Western powers on Tuesday (13 August) urged foes Serbia and Kosovo to reboot their stalled dialogue “with urgency”, warning that the lack of progress is hindering their dreams of joining the European Union.
Serbia and its former province Kosovo, which is mainly ethnic Albanian, still have a bitter and tense relationship two decades after Pristina broke away in a separatist war and went on to declare independence.
EU-led talks to normalise their ties have sputtered out in recent months over a series of diplomatic clashes.
In a joint statement, the governments of the US, UK, France, Germany and Italy called on the neighbours to “restart the EU-led Dialogue with urgency”.
“The status quo prevents progress on Kosovo’s and Serbia’s path towards the European Union (EU) and is simply not sustainable”, it added.
The governments said they were willing to become more involved in the talks — but only if “you both signal a willingness to compromise, remove obstacles and resume discussions”.
The statement urged each side to extend an olive branch.
“For Kosovo, that means suspending the tariffs imposed on Serbia,” the governments said, referring to a 100% tax slapped on Serbian goods last November.
The countries then urged Serbia to halt its “de-recognition campaign against Kosovo”, referring to Belgrade’s efforts to sway other countries to revoke their recognition of Kosovo’s statehood.

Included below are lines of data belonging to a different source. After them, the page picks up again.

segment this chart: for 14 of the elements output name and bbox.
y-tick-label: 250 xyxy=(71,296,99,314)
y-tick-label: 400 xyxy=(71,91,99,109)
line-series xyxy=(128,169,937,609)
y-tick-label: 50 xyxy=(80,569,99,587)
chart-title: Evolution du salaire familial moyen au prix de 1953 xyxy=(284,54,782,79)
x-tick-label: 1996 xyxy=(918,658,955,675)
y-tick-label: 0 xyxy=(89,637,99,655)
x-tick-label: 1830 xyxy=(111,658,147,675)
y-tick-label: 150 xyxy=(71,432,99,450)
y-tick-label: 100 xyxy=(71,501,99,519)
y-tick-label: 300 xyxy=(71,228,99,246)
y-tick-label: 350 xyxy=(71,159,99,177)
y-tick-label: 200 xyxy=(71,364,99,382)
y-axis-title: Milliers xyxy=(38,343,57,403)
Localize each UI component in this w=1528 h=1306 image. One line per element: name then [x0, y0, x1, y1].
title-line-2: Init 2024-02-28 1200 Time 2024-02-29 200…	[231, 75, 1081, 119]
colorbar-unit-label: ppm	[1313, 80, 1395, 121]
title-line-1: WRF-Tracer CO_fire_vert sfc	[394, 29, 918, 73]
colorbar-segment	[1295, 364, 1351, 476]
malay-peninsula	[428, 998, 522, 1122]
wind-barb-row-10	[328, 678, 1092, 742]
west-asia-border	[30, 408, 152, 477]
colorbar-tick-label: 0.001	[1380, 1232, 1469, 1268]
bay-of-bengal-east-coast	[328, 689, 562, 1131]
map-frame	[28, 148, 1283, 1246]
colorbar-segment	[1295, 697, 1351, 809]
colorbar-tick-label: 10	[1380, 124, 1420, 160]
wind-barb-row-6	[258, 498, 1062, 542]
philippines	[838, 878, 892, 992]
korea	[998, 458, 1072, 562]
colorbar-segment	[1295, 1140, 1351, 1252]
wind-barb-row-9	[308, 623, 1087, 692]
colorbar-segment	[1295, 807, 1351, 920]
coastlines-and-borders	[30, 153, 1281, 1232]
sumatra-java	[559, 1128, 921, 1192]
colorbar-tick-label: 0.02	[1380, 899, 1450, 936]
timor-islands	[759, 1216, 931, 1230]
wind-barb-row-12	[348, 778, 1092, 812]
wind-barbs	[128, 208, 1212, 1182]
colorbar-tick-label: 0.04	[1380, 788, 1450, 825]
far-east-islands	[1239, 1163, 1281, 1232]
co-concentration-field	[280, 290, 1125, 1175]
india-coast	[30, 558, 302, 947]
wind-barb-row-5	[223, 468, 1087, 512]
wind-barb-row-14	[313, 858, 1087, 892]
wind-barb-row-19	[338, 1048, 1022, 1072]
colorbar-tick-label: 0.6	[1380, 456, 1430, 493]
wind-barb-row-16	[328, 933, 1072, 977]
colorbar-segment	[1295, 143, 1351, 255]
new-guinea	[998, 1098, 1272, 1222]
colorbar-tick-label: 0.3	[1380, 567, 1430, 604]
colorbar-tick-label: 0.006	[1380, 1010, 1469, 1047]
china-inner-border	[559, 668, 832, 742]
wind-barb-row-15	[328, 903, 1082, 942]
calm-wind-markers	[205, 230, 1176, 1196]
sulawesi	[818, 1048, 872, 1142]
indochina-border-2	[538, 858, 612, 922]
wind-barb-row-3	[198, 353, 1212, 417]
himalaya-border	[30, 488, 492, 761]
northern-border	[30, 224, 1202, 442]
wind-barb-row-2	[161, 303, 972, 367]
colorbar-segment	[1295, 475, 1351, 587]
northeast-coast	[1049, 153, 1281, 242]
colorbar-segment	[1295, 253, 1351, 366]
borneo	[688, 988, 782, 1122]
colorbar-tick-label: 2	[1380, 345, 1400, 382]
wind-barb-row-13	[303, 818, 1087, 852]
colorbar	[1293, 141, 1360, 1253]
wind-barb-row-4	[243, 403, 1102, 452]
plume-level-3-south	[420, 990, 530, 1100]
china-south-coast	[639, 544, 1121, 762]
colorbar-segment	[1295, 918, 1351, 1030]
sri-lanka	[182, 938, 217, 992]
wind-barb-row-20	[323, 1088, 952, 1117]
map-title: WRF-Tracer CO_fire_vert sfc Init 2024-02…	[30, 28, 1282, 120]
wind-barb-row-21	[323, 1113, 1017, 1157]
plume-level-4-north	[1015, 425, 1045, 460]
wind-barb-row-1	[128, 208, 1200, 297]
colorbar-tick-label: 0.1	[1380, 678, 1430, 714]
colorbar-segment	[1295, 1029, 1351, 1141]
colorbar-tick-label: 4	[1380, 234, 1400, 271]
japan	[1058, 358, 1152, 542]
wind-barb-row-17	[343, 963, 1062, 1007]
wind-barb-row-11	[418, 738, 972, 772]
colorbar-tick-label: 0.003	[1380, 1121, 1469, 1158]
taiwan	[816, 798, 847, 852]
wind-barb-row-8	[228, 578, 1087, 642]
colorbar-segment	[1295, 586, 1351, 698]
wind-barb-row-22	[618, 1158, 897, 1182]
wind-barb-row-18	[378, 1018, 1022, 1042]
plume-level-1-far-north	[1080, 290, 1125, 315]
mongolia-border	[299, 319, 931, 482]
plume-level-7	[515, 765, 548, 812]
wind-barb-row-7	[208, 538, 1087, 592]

After the EU-led talks hit a wall last year, Germany and France took their own initiative to try to restart the dialogue, holding a summit in Berlin in April.
But no progress was made and a planned follow-up meeting in July was later scrapped.
Serbia lost control of Kosovo after a NATO bombing intervention forced its troops to withdraw from a war with ethnic Albanian separatists in 1999.
A decade later Kosovo declared independence, a move recognised by the US and most of Western Europe.
But Belgrade and its allies Moscow and Beijing have never accepted its statehood, effectively shutting Kosovo out of the United Nations.